Les perce-oreilles pincent-ils les oreilles ?

Les perce-oreilles pincent-ils les oreilles ? Le mythe démystifié
Malgré leur apparence distinctive, souvent jugée peu engageante, et leur préférence pour les lieux sombres et humides, les perce-oreilles sont fréquemment mal compris. La question de savoir s’ils “pincent” réellement les oreilles est un mythe tenace qui trouve ses origines dans l’histoire et une méconnaissance de leur comportement.
Origine du mythe
L’appellation “perce-oreille” et la peur associée à ces insectes remontent au Moyen Âge. À cette époque, les perce-oreilles étaient couramment trouvés dans les maisons, y compris les lits, en raison des conditions d’hygiène et de la recherche d’endroits chauds et humides.

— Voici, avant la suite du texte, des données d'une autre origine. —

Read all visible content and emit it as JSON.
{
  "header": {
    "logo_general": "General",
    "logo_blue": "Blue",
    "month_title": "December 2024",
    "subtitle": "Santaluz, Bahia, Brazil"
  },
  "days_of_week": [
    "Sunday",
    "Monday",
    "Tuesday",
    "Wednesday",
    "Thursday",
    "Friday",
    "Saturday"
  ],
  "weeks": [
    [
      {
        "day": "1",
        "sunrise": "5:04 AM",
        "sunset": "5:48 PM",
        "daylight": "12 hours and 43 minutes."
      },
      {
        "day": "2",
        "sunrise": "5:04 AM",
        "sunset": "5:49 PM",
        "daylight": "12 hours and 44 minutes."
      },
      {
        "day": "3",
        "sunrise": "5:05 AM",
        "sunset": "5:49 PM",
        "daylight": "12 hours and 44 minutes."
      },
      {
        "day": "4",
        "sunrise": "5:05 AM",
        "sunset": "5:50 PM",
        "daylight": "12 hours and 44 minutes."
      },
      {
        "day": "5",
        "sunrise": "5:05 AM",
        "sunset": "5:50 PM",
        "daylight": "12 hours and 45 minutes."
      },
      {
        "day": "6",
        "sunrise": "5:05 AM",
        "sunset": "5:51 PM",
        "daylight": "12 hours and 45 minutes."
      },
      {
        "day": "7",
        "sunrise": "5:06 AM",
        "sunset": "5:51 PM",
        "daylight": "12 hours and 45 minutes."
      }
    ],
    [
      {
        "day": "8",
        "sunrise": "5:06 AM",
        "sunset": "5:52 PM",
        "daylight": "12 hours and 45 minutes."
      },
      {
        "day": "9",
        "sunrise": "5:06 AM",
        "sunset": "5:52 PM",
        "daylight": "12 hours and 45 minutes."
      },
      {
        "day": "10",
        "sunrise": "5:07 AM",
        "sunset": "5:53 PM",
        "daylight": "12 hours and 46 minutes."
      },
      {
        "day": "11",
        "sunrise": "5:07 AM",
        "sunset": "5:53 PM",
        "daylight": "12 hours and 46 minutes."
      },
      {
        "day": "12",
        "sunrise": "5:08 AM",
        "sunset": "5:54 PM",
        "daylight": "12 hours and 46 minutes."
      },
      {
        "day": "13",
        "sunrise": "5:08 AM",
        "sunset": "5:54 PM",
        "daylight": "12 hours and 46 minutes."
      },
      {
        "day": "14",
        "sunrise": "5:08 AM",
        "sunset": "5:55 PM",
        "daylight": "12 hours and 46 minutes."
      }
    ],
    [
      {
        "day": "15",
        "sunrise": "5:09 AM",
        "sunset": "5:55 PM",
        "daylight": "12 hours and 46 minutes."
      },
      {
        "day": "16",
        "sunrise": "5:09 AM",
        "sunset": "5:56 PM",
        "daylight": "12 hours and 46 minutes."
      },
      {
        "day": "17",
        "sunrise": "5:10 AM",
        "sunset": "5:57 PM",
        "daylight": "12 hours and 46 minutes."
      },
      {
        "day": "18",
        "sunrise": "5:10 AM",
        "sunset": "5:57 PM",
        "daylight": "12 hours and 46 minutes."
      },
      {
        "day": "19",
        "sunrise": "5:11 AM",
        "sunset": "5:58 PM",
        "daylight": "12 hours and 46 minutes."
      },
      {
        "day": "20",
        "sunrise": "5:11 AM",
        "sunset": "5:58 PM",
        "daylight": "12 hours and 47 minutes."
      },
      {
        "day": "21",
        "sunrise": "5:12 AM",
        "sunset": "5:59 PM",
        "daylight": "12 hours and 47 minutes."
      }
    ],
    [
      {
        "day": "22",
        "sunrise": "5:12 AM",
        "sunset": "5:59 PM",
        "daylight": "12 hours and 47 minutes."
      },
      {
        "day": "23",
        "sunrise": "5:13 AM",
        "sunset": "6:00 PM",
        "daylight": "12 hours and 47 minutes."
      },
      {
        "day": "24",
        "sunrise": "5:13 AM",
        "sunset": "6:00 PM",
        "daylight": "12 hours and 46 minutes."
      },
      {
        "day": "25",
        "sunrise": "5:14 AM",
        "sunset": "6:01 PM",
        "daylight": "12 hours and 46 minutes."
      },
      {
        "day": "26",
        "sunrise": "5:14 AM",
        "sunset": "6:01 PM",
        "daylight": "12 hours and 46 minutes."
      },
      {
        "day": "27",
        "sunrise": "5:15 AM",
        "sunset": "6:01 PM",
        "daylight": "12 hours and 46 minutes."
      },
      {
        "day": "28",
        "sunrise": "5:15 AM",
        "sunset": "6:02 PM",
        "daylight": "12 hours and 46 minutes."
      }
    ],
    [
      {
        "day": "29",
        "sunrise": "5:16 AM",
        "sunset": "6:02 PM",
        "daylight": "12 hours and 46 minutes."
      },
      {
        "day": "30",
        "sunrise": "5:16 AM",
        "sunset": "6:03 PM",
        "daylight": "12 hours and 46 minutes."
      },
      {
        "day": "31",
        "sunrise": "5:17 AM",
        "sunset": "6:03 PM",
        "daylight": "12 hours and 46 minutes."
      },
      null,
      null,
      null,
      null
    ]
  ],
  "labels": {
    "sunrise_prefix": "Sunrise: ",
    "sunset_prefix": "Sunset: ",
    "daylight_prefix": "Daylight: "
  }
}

Leur présence inattendue pouvait effrayer les habitants, conduisant à la croyance erronée qu’ils cherchaient à pénétrer dans les oreilles.
Une autre raison historique de leur nom provient de leur utilisation dans la médecine populaire médiévale. Des perce-oreilles séchés et réduits en poudre étaient parfois utilisés comme remède contre les maux d’oreilles, ce qui a pu renforcer l’association avec les oreilles.
Comportement et alimentation
Contrairement à la croyance populaire, les perce-oreilles ne sont absolument pas intéressés par les oreilles humaines. Ce sont des insectes omnivores qui se nourrissent principalement de végétaux, mais aussi de petits invertébrés comme les pucerons. Ils sont inoffensifs pour l’homme et ne cherchent pas à mordre ou à pincer les oreilles.
Leurs “pinces” (ou cerques), situées à l’extrémité de leur abdomen, semblent menaçantes mais ont des fonctions bien spécifiques :
- Déploiement des ailes : Elles sont utilisées pour aider à déplier et replier leurs ailes membraneuses, qui sont étonnamment grandes pour leur taille.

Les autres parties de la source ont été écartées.